How important is that: healthy eating habits during pregnancy? “Poor eating habits appear to have a major impact on the probability of having a child with abnormalities. Someone with a healthy Mediterranean diet – with vegetables and olive oil – for example, appears to have 70 percent less chance of having a child with spina bifida. Similarly someone with – what I’ll call a ‘McDonald’s diet’ – has a threefold higher chance of having a child with a harelip.”

Are you able to properly reach people in problem districts? “Here in Rotterdam we are fairly successful in reaching people in target groups. Groups of Turkish and Moroccan women regularly meet at some sort of Tupperware parties to share all kinds of information about pregnancy and becoming pregnant. It is so successful that you now also see men coming together to talk about this. Indeed, this is not just an ethnic issue. The risks are also particularly related to issues experienced by disadvantaged groups.”
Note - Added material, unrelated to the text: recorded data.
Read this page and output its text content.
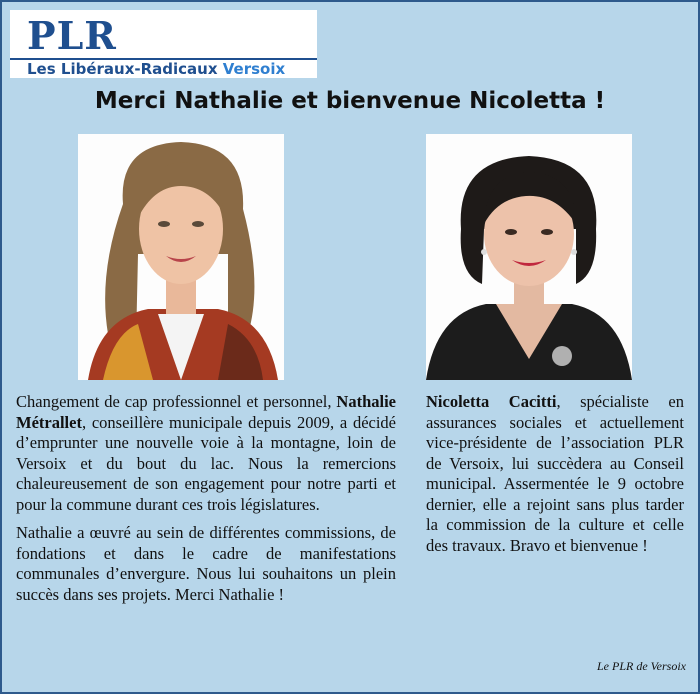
PLR
Les Libéraux-Radicaux Versoix
Merci Nathalie et bienvenue Nicoletta !

Changement de cap professionnel et personnel, Nathalie Métrallet, conseillère municipale depuis 2009, a décidé d’emprunter une nouvelle voie à la montagne, loin de Versoix et du bout du lac. Nous la remercions chaleureusement de son engagement pour notre parti et pour la commune durant ces trois législatures.

Nathalie a œuvré au sein de différentes commissions, de fondations et dans le cadre de manifestations communales d’envergure. Nous lui souhaitons un plein succès dans ses projets. Merci Nathalie !

Nicoletta Cacitti, spécialiste en assurances sociales et actuellement vice-présidente de l’association PLR de Versoix, lui succèdera au Conseil municipal. Assermentée le 9 octobre dernier, elle a rejoint sans plus tarder la commission de la culture et celle des travaux. Bravo et bienvenue !

Le PLR de Versoix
It is therefore not only a medical problem? “No, very definitely not. It is also a social-welfare problem. These things must be resolved if you want to limit infant mortality rates and create healthier generations. In other words, you can no longer say: ‘How unfortunate that you are living under such bad conditions, but that’s not my problem.’ Only by tackling the whole is it possible to resolve this.”

Thursday, April 29th 2010 (week 17).

The issue is a section in Erasmus Magazine, the opinion and information magazine of Erasmus University Rotterdam, in which an EUR-academic responds to a current-social issue.
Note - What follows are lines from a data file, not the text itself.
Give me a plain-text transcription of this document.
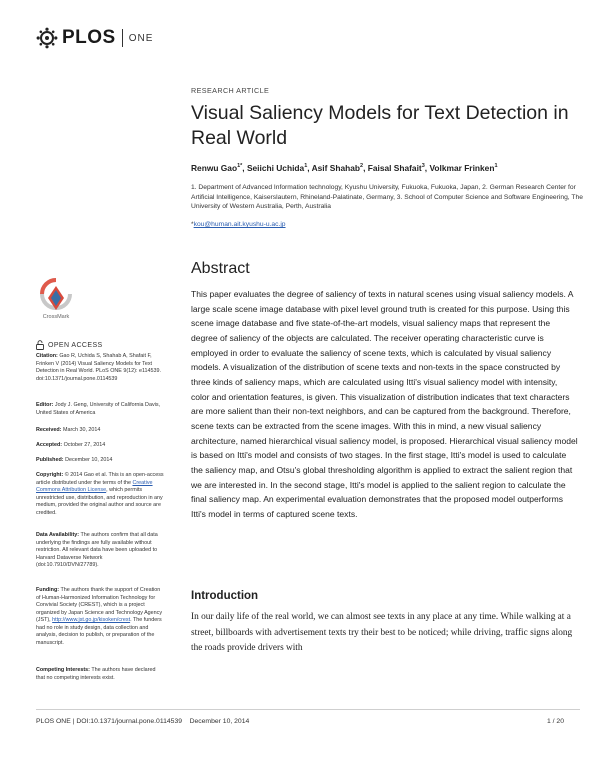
PLOS ONE
RESEARCH ARTICLE
Visual Saliency Models for Text Detection in Real World
Renwu Gao$^{1*}$, Seiichi Uchida$^1$, Asif Shahab$^2$, Faisal Shafait$^3$, Volkmar Frinken$^1$
1. Department of Advanced Information technology, Kyushu University, Fukuoka, Fukuoka, Japan, 2. German Research Center for Artificial Intelligence, Kaiserslautern, Rhineland-Palatinate, Germany, 3. School of Computer Science and Software Engineering, The University of Western Australia, Perth, Australia
*kou@human.ait.kyushu-u.ac.jp
Abstract
This paper evaluates the degree of saliency of texts in natural scenes using visual saliency models. A large scale scene image database with pixel level ground truth is created for this purpose. Using this scene image database and five state-of-the-art models, visual saliency maps that represent the degree of saliency of the objects are calculated. The receiver operating characteristic curve is employed in order to evaluate the saliency of scene texts, which is calculated by visual saliency models. A visualization of the distribution of scene texts and non-texts in the space constructed by three kinds of saliency maps, which are calculated using Itti's visual saliency model with intensity, color and orientation features, is given. This visualization of distribution indicates that text characters are more salient than their non-text neighbors, and can be captured from the background. Therefore, scene texts can be extracted from the scene images. With this in mind, a new visual saliency architecture, named hierarchical visual saliency model, is proposed. Hierarchical visual saliency model is based on Itti's model and consists of two stages. In the first stage, Itti's model is used to calculate the saliency map, and Otsu's global thresholding algorithm is applied to extract the salient region that we are interested in. In the second stage, Itti's model is applied to the salient region to calculate the final saliency map. An experimental evaluation demonstrates that the proposed model outperforms Itti's model in terms of captured scene texts.
CrossMark
OPEN ACCESS
Citation: Gao R, Uchida S, Shahab A, Shafait F, Frinken V (2014) Visual Saliency Models for Text Detection in Real World. PLoS ONE 9(12): e114539. doi:10.1371/journal.pone.0114539
Editor: Jody J. Geng, University of California Davis, United States of America
Received: March 30, 2014
Accepted: October 27, 2014
Published: December 10, 2014
Copyright: © 2014 Gao et al. This is an open-access article distributed under the terms of the Creative Commons Attribution License, which permits unrestricted use, distribution, and reproduction in any medium, provided the original author and source are credited.
Data Availability: The authors confirm that all data underlying the findings are fully available without restriction. All relevant data have been uploaded to Harvard Dataverse Network (doi:10.7910/DVN/27789).
Funding: The authors thank the support of Creation of Human-Harmonized Information Technology for Convivial Society (CREST), which is a project organized by Japan Science and Technology Agency (JST), http://www.jst.go.jp/kisoken/crest. The funders had no role in study design, data collection and analysis, decision to publish, or preparation of the manuscript.
Competing Interests: The authors have declared that no competing interests exist.
Introduction
In our daily life of the real world, we can almost see texts in any place at any time. While walking at a street, billboards with advertisement texts try their best to be noticed; while driving, traffic signs along the roads provide drivers with
PLOS ONE | DOI:10.1371/journal.pone.0114539 December 10, 2014	1 / 20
Eric A.P. Steegers (1961) completed his medical examinations and doctoral studies at the Catholic University of Nijmegen. After completing his education in obstetrics and gynaecology he first became a staff member and later senior university lecturer at the St Radboud University Medical Centre in Nijmegen. He started working for the Erasmus MC in Rotterdam in 2001. In 2004 he became professor of Obstetrics and Prenatal Care. He is involved in various research projects, such as research into the causes of ‘suboptimal pregnancy outcomes’ and tries to apply these findings in the form of healthcare innovations.